Leben, Liebe Tod: Es sind die Dinge des Lebens, die in "Die Beste zum Schluss" mit Herz und wohltuender Leichtigkeit thematisiert werden - und erstaunlich unpathetisch, wobei hier besonders die Leistung von Franziska Wulf als René hervorzuheben ist.
Schon der Roman, 2010 erschienen, war ein Bestsellererfolg. Zunächst überraschend daher, dass sein Autor Michel Birbaek ihn kürzlich auf Facebook als seinen "Sargnagel" bezeichnete.

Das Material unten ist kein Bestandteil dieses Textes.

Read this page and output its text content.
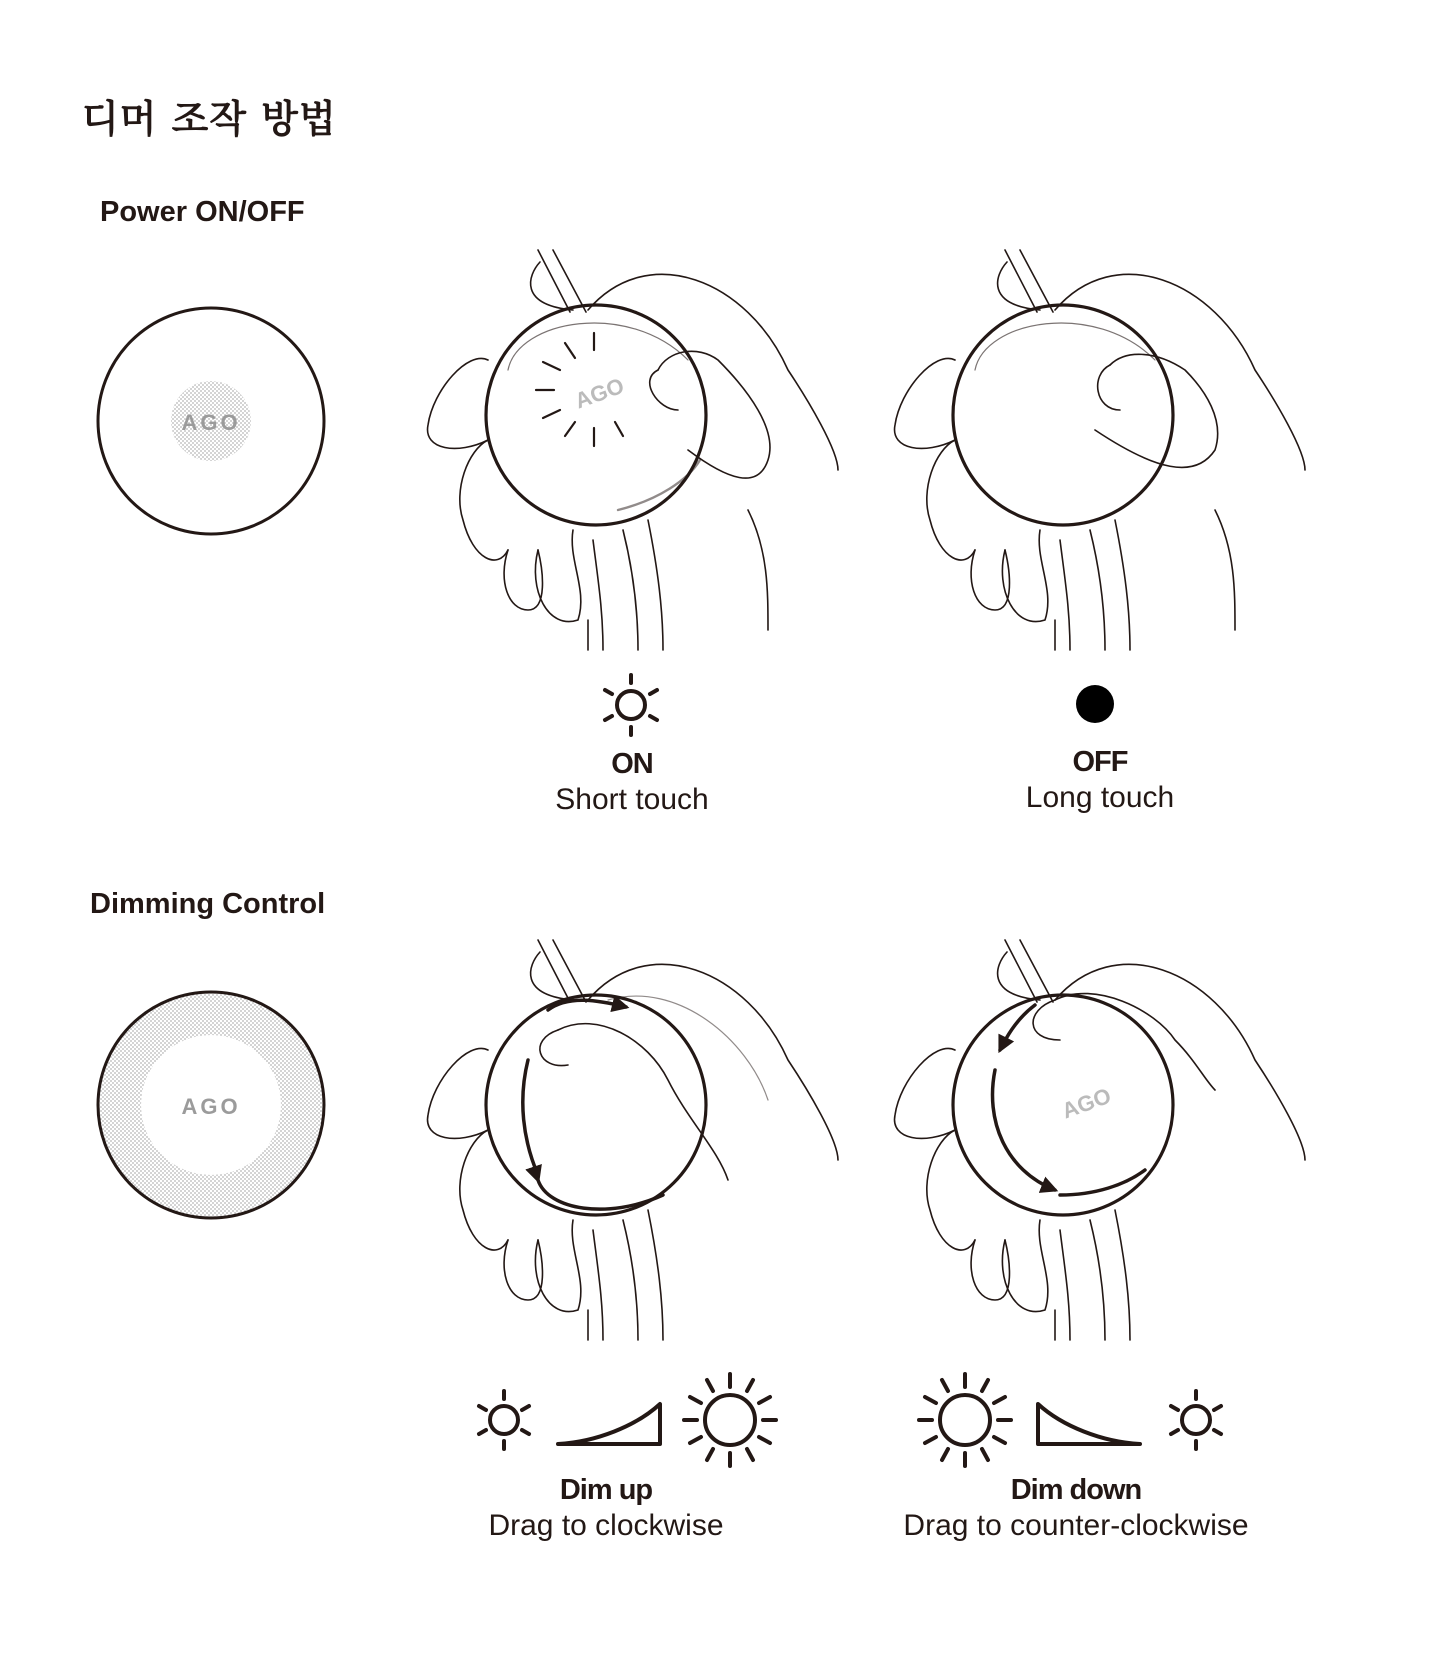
디머 조작 방법
Power ON/OFF
AGO
AGO
ON
Short touch
OFF
Long touch
Dimming Control
AGO	AGO
Dim up
Drag to clockwise
Dim down
Drag to counter-clockwise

Wenn Kunst Positives bewirkt
Nach dem Erfolg seines Vorgängerromans, "Nele und Paul", habe man den Dänen, der unter anderem auch als Gagschreiber für Stefan Raab und Harald Schmidt und Drehbuchautor für "Danni Lowinski" tätig war, plötzlich "wie einen Autor" behandelt, führt er aus. Und damit kam der Zeitdruck für das nächste Buch. Für "Die Beste zum Schluss" hatte er gerade einmal neun Monate Zeit. Zu viel für ihn, auf seinem schriftstellerischen Höhepunkt kündigte er seinen Vertrag beim Verlag. Die Entscheidung habe er zwar häufiger hinterfragt, aber nie bereut, schreibt er. Der Roman sei auch ein Beleg dessen, "dass wir alle die Welt so sehen, wie wir uns fühlen. Ich fühlte mich damals schlecht und fand das Buch dann auch schlecht."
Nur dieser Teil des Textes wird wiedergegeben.